Naturally, this being a Harvard pub, the editor referenced the legendary HBS marketing mind credited with popularizing the notion that people don't want to buy drills, they want to make holes. Anyone who's heard us speak can attest to how much we agree, and how often we've used his metaphor. But I was still stuck on the note, and as I continued the article, my disagreement with their collective contention grew. While I would never question their academic (and corporate) intellect, I have to challenge a few assumptions.
Are marketers responsible for creating products?
Is polling demographic subsets of a customer base the same as understanding one's customers?
The article ultimately leads to a conclusion I'd agree with emphatically (although I find the metaphor of problem/solution more effective than their choice of job/employee)- to sell more products, marketers must better understand the needs of their customers, and how their products resolve these needs.

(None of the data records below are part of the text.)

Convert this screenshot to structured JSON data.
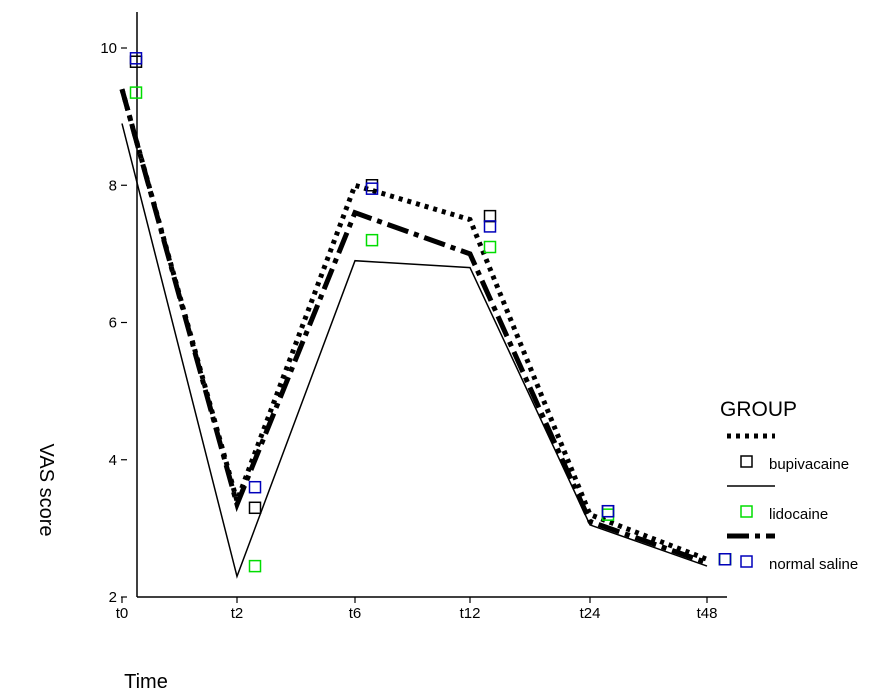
{
  "chart_data": {
    "type": "line",
    "title": "",
    "xlabel": "Time",
    "ylabel": "VAS score",
    "categories": [
      "t0",
      "t2",
      "t6",
      "t12",
      "t24",
      "t48"
    ],
    "ylim": [
      2,
      10.5
    ],
    "yticks": [
      2,
      4,
      6,
      8,
      10
    ],
    "grid": false,
    "legend": {
      "title": "GROUP",
      "position": "right"
    },
    "series": [
      {
        "name": "bupivacaine",
        "line_style": "dotted",
        "marker_color": "#000000",
        "line_values": [
          9.4,
          3.4,
          8.0,
          7.5,
          3.2,
          2.55
        ],
        "mean_values": [
          9.8,
          3.3,
          8.0,
          7.55,
          3.25,
          2.55
        ]
      },
      {
        "name": "lidocaine",
        "line_style": "solid",
        "marker_color": "#00dd00",
        "line_values": [
          8.9,
          2.3,
          6.9,
          6.8,
          3.05,
          2.45
        ],
        "mean_values": [
          9.35,
          2.45,
          7.2,
          7.1,
          3.2,
          2.55
        ]
      },
      {
        "name": "normal saline",
        "line_style": "dash-dot",
        "marker_color": "#0000bb",
        "line_values": [
          9.4,
          3.35,
          7.6,
          7.0,
          3.1,
          2.5
        ],
        "mean_values": [
          9.85,
          3.6,
          7.95,
          7.4,
          3.25,
          2.55
        ]
      }
    ]
  }
}
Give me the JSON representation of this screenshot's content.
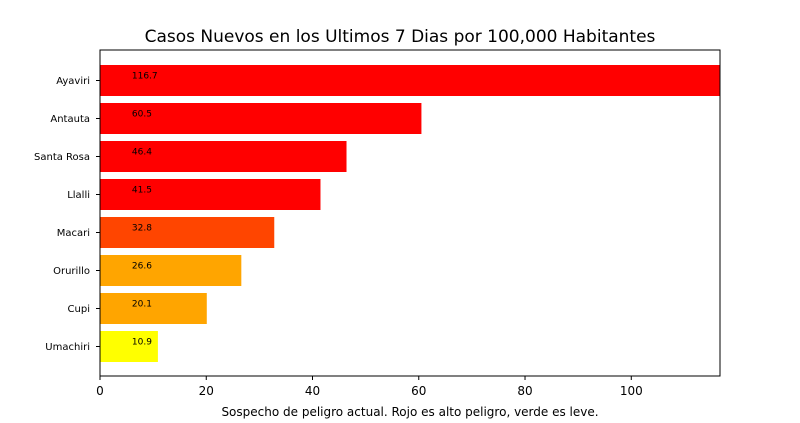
{
  "chart_data": {
    "type": "bar",
    "orientation": "horizontal",
    "title": "Casos Nuevos en los Ultimos 7 Dias por 100,000 Habitantes",
    "xlabel": "Sospecho de peligro actual. Rojo es alto peligro, verde es leve.",
    "ylabel": "",
    "xlim": [
      0,
      116.7
    ],
    "x_ticks": [
      0,
      20,
      40,
      60,
      80,
      100
    ],
    "grid": false,
    "categories": [
      "Ayaviri",
      "Antauta",
      "Santa Rosa",
      "Llalli",
      "Macari",
      "Orurillo",
      "Cupi",
      "Umachiri"
    ],
    "values": [
      116.7,
      60.5,
      46.4,
      41.5,
      32.8,
      26.6,
      20.1,
      10.9
    ],
    "value_labels": [
      "116.7",
      "60.5",
      "46.4",
      "41.5",
      "32.8",
      "26.6",
      "20.1",
      "10.9"
    ],
    "colors": [
      "#ff0000",
      "#ff0000",
      "#ff0000",
      "#ff0000",
      "#ff4500",
      "#ffa500",
      "#ffa500",
      "#ffff00"
    ]
  }
}
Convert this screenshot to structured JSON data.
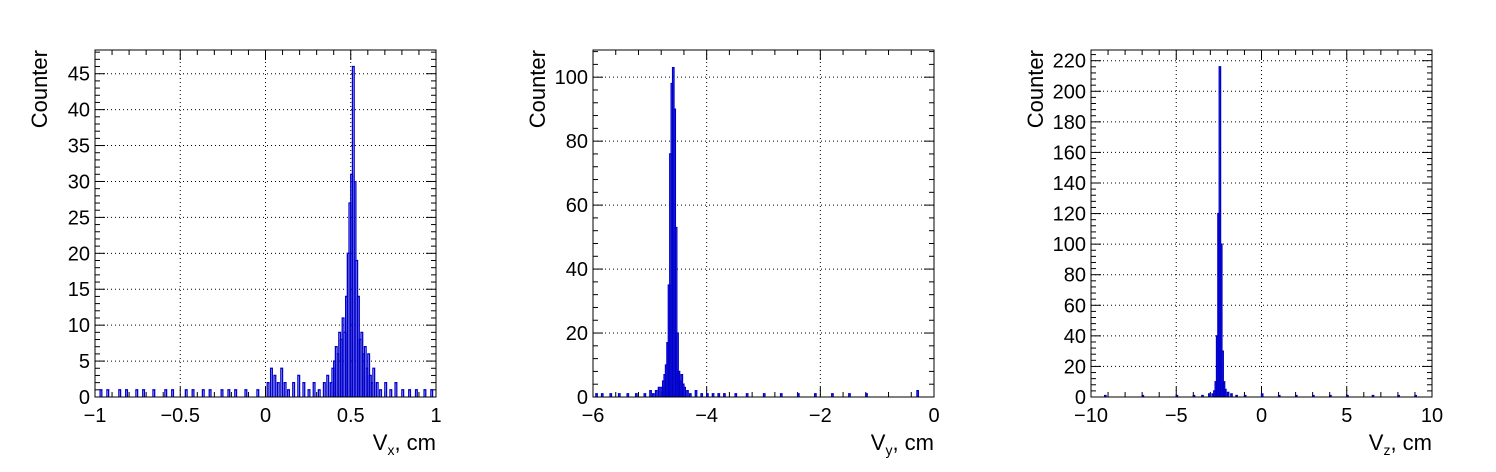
{
  "chart_data": [
    {
      "type": "bar",
      "style": "step-histogram",
      "xlabel": {
        "main": "V",
        "sub": "x",
        "rest": ", cm"
      },
      "ylabel": "Counter",
      "xlim": [
        -1,
        1
      ],
      "ylim": [
        0,
        48.3
      ],
      "grid": true,
      "line_color": "#0000cc",
      "x_ticks": [
        -1,
        -0.5,
        0,
        0.5,
        1
      ],
      "x_tick_labels": [
        "−1",
        "−0.5",
        "0",
        "0.5",
        "1"
      ],
      "y_ticks": [
        0,
        5,
        10,
        15,
        20,
        25,
        30,
        35,
        40,
        45
      ],
      "y_tick_labels": [
        "0",
        "5",
        "10",
        "15",
        "20",
        "25",
        "30",
        "35",
        "40",
        "45"
      ],
      "bin_width": 0.01,
      "bins": [
        [
          -0.97,
          1
        ],
        [
          -0.93,
          1
        ],
        [
          -0.86,
          1
        ],
        [
          -0.82,
          1
        ],
        [
          -0.76,
          1
        ],
        [
          -0.72,
          1
        ],
        [
          -0.66,
          1
        ],
        [
          -0.59,
          1
        ],
        [
          -0.55,
          1
        ],
        [
          -0.47,
          1
        ],
        [
          -0.43,
          1
        ],
        [
          -0.37,
          1
        ],
        [
          -0.33,
          1
        ],
        [
          -0.26,
          1
        ],
        [
          -0.22,
          1
        ],
        [
          -0.18,
          1
        ],
        [
          -0.12,
          1
        ],
        [
          -0.05,
          1
        ],
        [
          0.01,
          2
        ],
        [
          0.03,
          4
        ],
        [
          0.05,
          3
        ],
        [
          0.07,
          2
        ],
        [
          0.09,
          4
        ],
        [
          0.11,
          2
        ],
        [
          0.13,
          1
        ],
        [
          0.16,
          2
        ],
        [
          0.19,
          3
        ],
        [
          0.22,
          2
        ],
        [
          0.25,
          1
        ],
        [
          0.28,
          2
        ],
        [
          0.31,
          1
        ],
        [
          0.34,
          2
        ],
        [
          0.36,
          3
        ],
        [
          0.38,
          2
        ],
        [
          0.39,
          4
        ],
        [
          0.4,
          5
        ],
        [
          0.41,
          7
        ],
        [
          0.42,
          6
        ],
        [
          0.43,
          9
        ],
        [
          0.44,
          8
        ],
        [
          0.45,
          11
        ],
        [
          0.46,
          9
        ],
        [
          0.47,
          14
        ],
        [
          0.48,
          20
        ],
        [
          0.49,
          27
        ],
        [
          0.5,
          31
        ],
        [
          0.51,
          46
        ],
        [
          0.52,
          30
        ],
        [
          0.53,
          19
        ],
        [
          0.54,
          14
        ],
        [
          0.55,
          8
        ],
        [
          0.56,
          9
        ],
        [
          0.57,
          6
        ],
        [
          0.58,
          7
        ],
        [
          0.59,
          4
        ],
        [
          0.6,
          6
        ],
        [
          0.61,
          3
        ],
        [
          0.62,
          2
        ],
        [
          0.63,
          4
        ],
        [
          0.65,
          2
        ],
        [
          0.67,
          1
        ],
        [
          0.7,
          2
        ],
        [
          0.73,
          1
        ],
        [
          0.76,
          2
        ],
        [
          0.8,
          1
        ],
        [
          0.84,
          1
        ],
        [
          0.88,
          1
        ],
        [
          0.93,
          1
        ],
        [
          0.97,
          1
        ]
      ]
    },
    {
      "type": "bar",
      "style": "step-histogram",
      "xlabel": {
        "main": "V",
        "sub": "y",
        "rest": ", cm"
      },
      "ylabel": "Counter",
      "xlim": [
        -6,
        0
      ],
      "ylim": [
        0,
        108.5
      ],
      "grid": true,
      "line_color": "#0000cc",
      "x_ticks": [
        -6,
        -4,
        -2,
        0
      ],
      "x_tick_labels": [
        "−6",
        "−4",
        "−2",
        "0"
      ],
      "y_ticks": [
        0,
        20,
        40,
        60,
        80,
        100
      ],
      "y_tick_labels": [
        "0",
        "20",
        "40",
        "60",
        "80",
        "100"
      ],
      "bin_width": 0.025,
      "bins": [
        [
          -5.95,
          1
        ],
        [
          -5.85,
          1
        ],
        [
          -5.7,
          1
        ],
        [
          -5.55,
          1
        ],
        [
          -5.4,
          1
        ],
        [
          -5.25,
          1
        ],
        [
          -5.1,
          1
        ],
        [
          -5.0,
          2
        ],
        [
          -4.95,
          1
        ],
        [
          -4.9,
          2
        ],
        [
          -4.85,
          3
        ],
        [
          -4.8,
          3
        ],
        [
          -4.775,
          5
        ],
        [
          -4.75,
          7
        ],
        [
          -4.725,
          10
        ],
        [
          -4.7,
          17
        ],
        [
          -4.675,
          35
        ],
        [
          -4.65,
          76
        ],
        [
          -4.625,
          98
        ],
        [
          -4.6,
          103
        ],
        [
          -4.575,
          90
        ],
        [
          -4.55,
          53
        ],
        [
          -4.525,
          20
        ],
        [
          -4.5,
          8
        ],
        [
          -4.475,
          5
        ],
        [
          -4.45,
          7
        ],
        [
          -4.425,
          4
        ],
        [
          -4.4,
          3
        ],
        [
          -4.35,
          2
        ],
        [
          -4.3,
          1
        ],
        [
          -4.2,
          2
        ],
        [
          -4.1,
          1
        ],
        [
          -4.0,
          1
        ],
        [
          -3.9,
          1
        ],
        [
          -3.8,
          1
        ],
        [
          -3.7,
          1
        ],
        [
          -3.5,
          1
        ],
        [
          -3.3,
          1
        ],
        [
          -3.0,
          1
        ],
        [
          -2.7,
          1
        ],
        [
          -2.4,
          1
        ],
        [
          -2.1,
          1
        ],
        [
          -1.8,
          1
        ],
        [
          -1.5,
          1
        ],
        [
          -1.2,
          1
        ],
        [
          -0.3,
          2
        ]
      ]
    },
    {
      "type": "bar",
      "style": "step-histogram",
      "xlabel": {
        "main": "V",
        "sub": "z",
        "rest": ", cm"
      },
      "ylabel": "Counter",
      "xlim": [
        -10,
        10
      ],
      "ylim": [
        0,
        227
      ],
      "grid": true,
      "line_color": "#0000cc",
      "x_ticks": [
        -10,
        -5,
        0,
        5,
        10
      ],
      "x_tick_labels": [
        "−10",
        "−5",
        "0",
        "5",
        "10"
      ],
      "y_ticks": [
        0,
        20,
        40,
        60,
        80,
        100,
        120,
        140,
        160,
        180,
        200,
        220
      ],
      "y_tick_labels": [
        "0",
        "20",
        "40",
        "60",
        "80",
        "100",
        "120",
        "140",
        "160",
        "180",
        "200",
        "220"
      ],
      "bin_width": 0.08,
      "bins": [
        [
          -9.2,
          1
        ],
        [
          -7.0,
          1
        ],
        [
          -5.0,
          1
        ],
        [
          -4.0,
          1
        ],
        [
          -3.5,
          1
        ],
        [
          -3.1,
          2
        ],
        [
          -2.9,
          2
        ],
        [
          -2.8,
          4
        ],
        [
          -2.72,
          10
        ],
        [
          -2.64,
          40
        ],
        [
          -2.56,
          120
        ],
        [
          -2.48,
          216
        ],
        [
          -2.4,
          100
        ],
        [
          -2.32,
          30
        ],
        [
          -2.24,
          10
        ],
        [
          -2.16,
          5
        ],
        [
          -2.0,
          3
        ],
        [
          -1.8,
          2
        ],
        [
          -1.5,
          1
        ],
        [
          -1.0,
          1
        ],
        [
          0.0,
          2
        ],
        [
          1.0,
          1
        ],
        [
          2.0,
          1
        ],
        [
          3.0,
          1
        ],
        [
          4.0,
          1
        ],
        [
          5.0,
          1
        ],
        [
          6.5,
          1
        ],
        [
          8.0,
          1
        ],
        [
          9.0,
          1
        ]
      ]
    }
  ]
}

But the notion that understanding the customer is secondary to understanding the product is fallible- understanding the product is understanding the customer. Putting together groups of "target demographics" has no value toward understanding the customer. Considering the "typical customer" provides no insights into who the real customers are.
A marketer's job is not to re-create and re-design the product; that's Product Development and Engineering's responsibility. A marketer's first job is to:
- understand the customers whose problems are solved by their product, not those whose could be
- to consider all the various angles of approach these potential customers can take toward the product, and all the various handles of information they can use to consider their purchase
- to allow the potential customer to control the experience, and plan the communication that answers their questions, empathizes with their situation (their context), and demonstrates how their needs are met
To understand the product is to understand the needs of the customer.